Symbolbild
Eine Analyse von Timur Fomenko
Die Europäische Union (EU) hat vergangene Woche ehrgeizige Vorschläge für Einführung bis Ende 2022 eines Embargos gegen die Einfuhr von Erdöl aus Russland angekündigt. Nach zähen Verhandlungen und öffentlich geäußerten Zweifel über die Wirksamkeit solcher Maßnahmen,, die auf heftige Einwände mehrerer Mitgliedstaaten stießen, darunter auch Ungarn und die Slowakei, erklärte die Präsidentin der EU-Kommission Ursula von der Leyen, dass diese Maßnahmen im Laufe des Jahres schrittweise umgesetzt würden.
Erwartungsgemäß vermochte diese Ankündigung die Märkte nicht zu beschwichtigen, und die Rohölpreise schossen unmittelbar danach umgehend auf über 114 US-Dollar pro Barrel, während Offizielle in Moskau voraussagten, dass die EU weiterhin russisches Öl kaufen werde, nur dann eben über Drittländer und Zwischenhändler. Das ist dieselbe Strategie, die angeblich Iran gefahren hat, das unter harte Sanktionen der USA gezwungen wurde.

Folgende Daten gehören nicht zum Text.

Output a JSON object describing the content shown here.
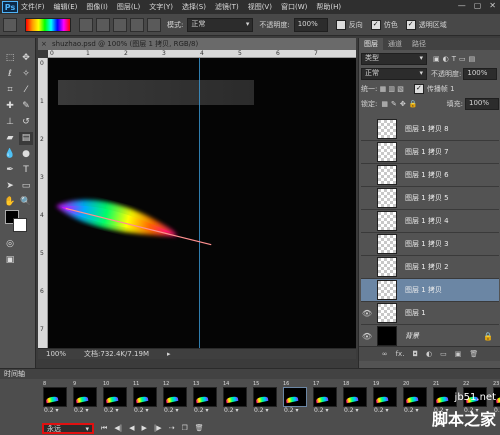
{
  "app": {
    "logo": "Ps"
  },
  "menu": [
    "文件(F)",
    "编辑(E)",
    "图像(I)",
    "图层(L)",
    "文字(Y)",
    "选择(S)",
    "滤镜(T)",
    "视图(V)",
    "窗口(W)",
    "帮助(H)"
  ],
  "window_controls": [
    "—",
    "▢",
    "✕"
  ],
  "options": {
    "mode_label": "模式:",
    "mode_value": "正常",
    "opacity_label": "不透明度:",
    "opacity_value": "100%",
    "reverse_label": "反向",
    "dither_label": "仿色",
    "transparency_label": "透明区域"
  },
  "document": {
    "title": "shuzhao.psd @ 100% (图层 1 拷贝, RGB/8)",
    "zoom": "100%",
    "doc_info": "文档:732.4K/7.19M",
    "ruler_top": [
      "0",
      "1",
      "2",
      "3",
      "4",
      "5",
      "6",
      "7"
    ],
    "ruler_left": [
      "0",
      "1",
      "2",
      "3",
      "4",
      "5",
      "6",
      "7"
    ]
  },
  "layers_panel": {
    "tabs": [
      "图层",
      "通道",
      "路径"
    ],
    "filter_label": "类型",
    "blend_mode": "正常",
    "opacity_label": "不透明度:",
    "opacity_value": "100%",
    "lock_label": "锁定:",
    "fill_label": "填充:",
    "fill_value": "100%",
    "propagate_label": "传播帧 1",
    "layers": [
      {
        "name": "图层 1 拷贝 8",
        "eye": "",
        "thumb": "transparent",
        "selected": false
      },
      {
        "name": "图层 1 拷贝 7",
        "eye": "",
        "thumb": "transparent",
        "selected": false
      },
      {
        "name": "图层 1 拷贝 6",
        "eye": "",
        "thumb": "transparent",
        "selected": false
      },
      {
        "name": "图层 1 拷贝 5",
        "eye": "",
        "thumb": "transparent",
        "selected": false
      },
      {
        "name": "图层 1 拷贝 4",
        "eye": "",
        "thumb": "transparent",
        "selected": false
      },
      {
        "name": "图层 1 拷贝 3",
        "eye": "",
        "thumb": "transparent",
        "selected": false
      },
      {
        "name": "图层 1 拷贝 2",
        "eye": "",
        "thumb": "transparent",
        "selected": false
      },
      {
        "name": "图层 1 拷贝",
        "eye": "",
        "thumb": "transparent",
        "selected": true
      },
      {
        "name": "图层 1",
        "eye": "👁",
        "thumb": "transparent",
        "selected": false
      },
      {
        "name": "背景",
        "eye": "👁",
        "thumb": "black",
        "selected": false,
        "lock": "🔒"
      }
    ],
    "footer_icons": [
      "∞",
      "fx.",
      "◘",
      "◐",
      "▭",
      "▣",
      "🗑"
    ]
  },
  "timeline": {
    "title": "时间轴",
    "frames": [
      {
        "num": "8",
        "delay": "0.2 ▾"
      },
      {
        "num": "9",
        "delay": "0.2 ▾"
      },
      {
        "num": "10",
        "delay": "0.2 ▾"
      },
      {
        "num": "11",
        "delay": "0.2 ▾"
      },
      {
        "num": "12",
        "delay": "0.2 ▾"
      },
      {
        "num": "13",
        "delay": "0.2 ▾"
      },
      {
        "num": "14",
        "delay": "0.2 ▾"
      },
      {
        "num": "15",
        "delay": "0.2 ▾"
      },
      {
        "num": "16",
        "delay": "0.2 ▾"
      },
      {
        "num": "17",
        "delay": "0.2 ▾"
      },
      {
        "num": "18",
        "delay": "0.2 ▾"
      },
      {
        "num": "19",
        "delay": "0.2 ▾"
      },
      {
        "num": "20",
        "delay": "0.2 ▾"
      },
      {
        "num": "21",
        "delay": "0.2 ▾"
      },
      {
        "num": "22",
        "delay": "0.2 ▾"
      },
      {
        "num": "23",
        "delay": "0.2 ▾"
      }
    ],
    "loop_value": "永远",
    "controls": [
      "⏮",
      "◀|",
      "◀",
      "▶",
      "|▶",
      "⇢",
      "❐",
      "🗑"
    ]
  },
  "watermark": {
    "line1": "jb51.net",
    "line2": "脚本之家"
  }
}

Obwohl die geplanten Maßnahmen gegenüber der europäischen Öffentlichkeit von der EU-Kommission als "hart" reklamiert werden, wird die EU als Ganzes aus mehreren Gründen der größte Verlierer einer solchen Anstrengung sein. Das vorgeschlagene Embargo offenbart eine große strategische Schwachstelle in der europäischen "Energiesicherheit", also der Fähigkeit eines Staates oder einer Gruppe von Staaten, sich den Zugang zu Energieressourcen zu sichern, wenn man selbst nicht genug davon fördern kann. Wenn man bedenkt, wie viele Kriege der Westen allein um den Zugang zu Ölreserven geführt hatte, darunter zwei im Irak, dann ist das eine große Sache.
Für die EU ist die Beendigung der Ölabhängigkeit weiterhin ein schwieriger Schritt, der die bereits stark angestiegenen Energiekosten und die Inflation auf diesem Kontinent noch verschärfen wird. Wird die Union neue Zulieferer finden? Und wenn ja: bringt die erneute starke Abhängigkeit von anderen Partnern nicht auch wieder neue Gefahren mit sich?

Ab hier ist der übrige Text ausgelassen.